“C-Suite leaders want to drive out cost? Tell us something new…” OK, I will, because this time, this cost imperative is different, as the traditional means of driving out cost are reaching their limits. 60% of enterprise C-Suites are actively seeking to reduce their reliance on labor in their operations – but most are discovering they need to work smarter before they can work cheaper.
Enterprise leaders can’t keep dipping into their operations functions to find more staff to shift into cheaper locations, or simply remove them – they are having to explore the emergence of As-a-Service solutions as that next lever to pull. The shift from labor to digital is happening, and this insatiable thirst to operate businesses as cost-effectively and flexibly as possible is the overwhelming driver behind this change.
Our new study, conducted with KPMG, shows an impetus on cost take-out coming from the C-Suite at an intensity never seen before: 90% now view cost reduction as an increasingly important-to-critical imperative for their operations. In addition, a similar number are very focused on achieving cost-effective, flexible services to support their businesses. And this desire to drive out cost is far more intense than other “value-based” imperatives for operations, such as addressing risk, analytics and talent:
A paradoxial shift from human to digital has begun in earnest
This reemergence of cost as a key driver clearly indicates that executives believe significant inefficiencies remain in their current operations. It is, therefore, a priority for many executives to realize these cost savings, before shifting focus towards overall effectiveness, and driving new value in other ways.
However, here lies the paradox – the path to future “cost savings” can only be cleared once efforts have been made to standardize and rationalize processes. And these future cost savings are not only going to be derived from traditional means – i.e. shifting of onshore labor to offshore, elimination of labor through software investments, but a fundamental change in the way processes are digitized and automated.
Once processes are digitized and automated, enterprises can take advantage of the business value that analytics, mobility, robotics, cognitive computing and the Internet of Things can bring. This is about working smarter, not cheaper.
The Bottom-line: The as-a-service cost-reduction journey starts with effective SaaS functionality, but the longer-term value comes from the enabling digital skills
For example, many enterprises today have achieved considerable success rolling out the likes of Workday and SAP SuccessFactors to replace their hire-to-retire HR processes with something that is standardized, cloud-enabled and functions effectively. In other words, these solutions are “good enough” to get things done and drive out some immediate unnecessary costs on excessive labor, manual processes and dysfunctional technology. However, this only addresses the top two imperatives described above – some initial cost take-out and flexibility.

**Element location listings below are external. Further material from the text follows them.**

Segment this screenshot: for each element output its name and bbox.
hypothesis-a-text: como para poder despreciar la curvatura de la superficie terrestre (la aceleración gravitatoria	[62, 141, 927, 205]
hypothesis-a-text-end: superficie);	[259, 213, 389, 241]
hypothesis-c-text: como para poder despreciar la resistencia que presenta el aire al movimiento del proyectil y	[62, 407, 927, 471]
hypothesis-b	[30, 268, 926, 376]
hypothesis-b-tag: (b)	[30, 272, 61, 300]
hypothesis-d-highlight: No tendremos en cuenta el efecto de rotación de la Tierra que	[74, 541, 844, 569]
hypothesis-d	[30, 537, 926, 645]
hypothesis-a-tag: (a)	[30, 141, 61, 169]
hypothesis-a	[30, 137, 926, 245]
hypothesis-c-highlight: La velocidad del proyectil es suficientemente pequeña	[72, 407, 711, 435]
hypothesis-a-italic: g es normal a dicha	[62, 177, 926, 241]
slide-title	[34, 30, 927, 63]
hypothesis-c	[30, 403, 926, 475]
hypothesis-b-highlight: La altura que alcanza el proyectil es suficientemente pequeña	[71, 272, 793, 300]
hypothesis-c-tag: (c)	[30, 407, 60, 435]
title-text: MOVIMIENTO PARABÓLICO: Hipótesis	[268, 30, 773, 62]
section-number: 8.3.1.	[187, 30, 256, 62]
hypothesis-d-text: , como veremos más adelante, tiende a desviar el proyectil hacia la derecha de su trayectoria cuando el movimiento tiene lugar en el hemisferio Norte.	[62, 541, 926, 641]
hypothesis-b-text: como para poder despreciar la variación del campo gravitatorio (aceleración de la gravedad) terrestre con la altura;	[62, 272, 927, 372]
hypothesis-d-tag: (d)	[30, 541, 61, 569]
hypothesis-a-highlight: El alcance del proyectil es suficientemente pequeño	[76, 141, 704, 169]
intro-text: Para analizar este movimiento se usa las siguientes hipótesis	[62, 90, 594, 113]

In order to achieve value beyond these two initial successes, enterprises need to figure out how to make these platforms work most effectively across their virtual and mobile workforces, how to extract meaningful data from their HR systems of record to manage and develop their people better, and understand how their process flows work end-to-end to help design robotic automation and cognitive capabilities. The SaaS solutions produce a base platform to begin the As-a-Service transformation, but the real value comes from the skills of the buyer and their services partners to apply these digital tools and capabilities to their businesses.
Similar analogies can be applied to most business processes – the more effective the SaaS platform, the more potential there is to develop As-a-Service functionality and capability, whether they be healthcare revenue cycle processes, banking trade settlement transmissions, insurance claim adjudications, procure-to-pay or cash management workflows, inventory management and so on.
To conclude, this is a massive opportunity for ambitious operations executives. While there is some stress in the services industry as service providers rationalize their current talent pools, we are experiencing an interlude where we need to refine the old model to get ready for the new. We need to train up people skills that can apply digital tools for enterprises, that can help with their process design thinking, that can provide analytics and data to support meaningful actions. Many of the
legacy traditional skills are simply not as needed as they were, such as pumping automatable reports out of SAP R3, or managing cumbersome helpdesk tickets for apps where clients can use service automation tools. It’s time to upskill our workers – and ourselves to work smarter… not cheaper.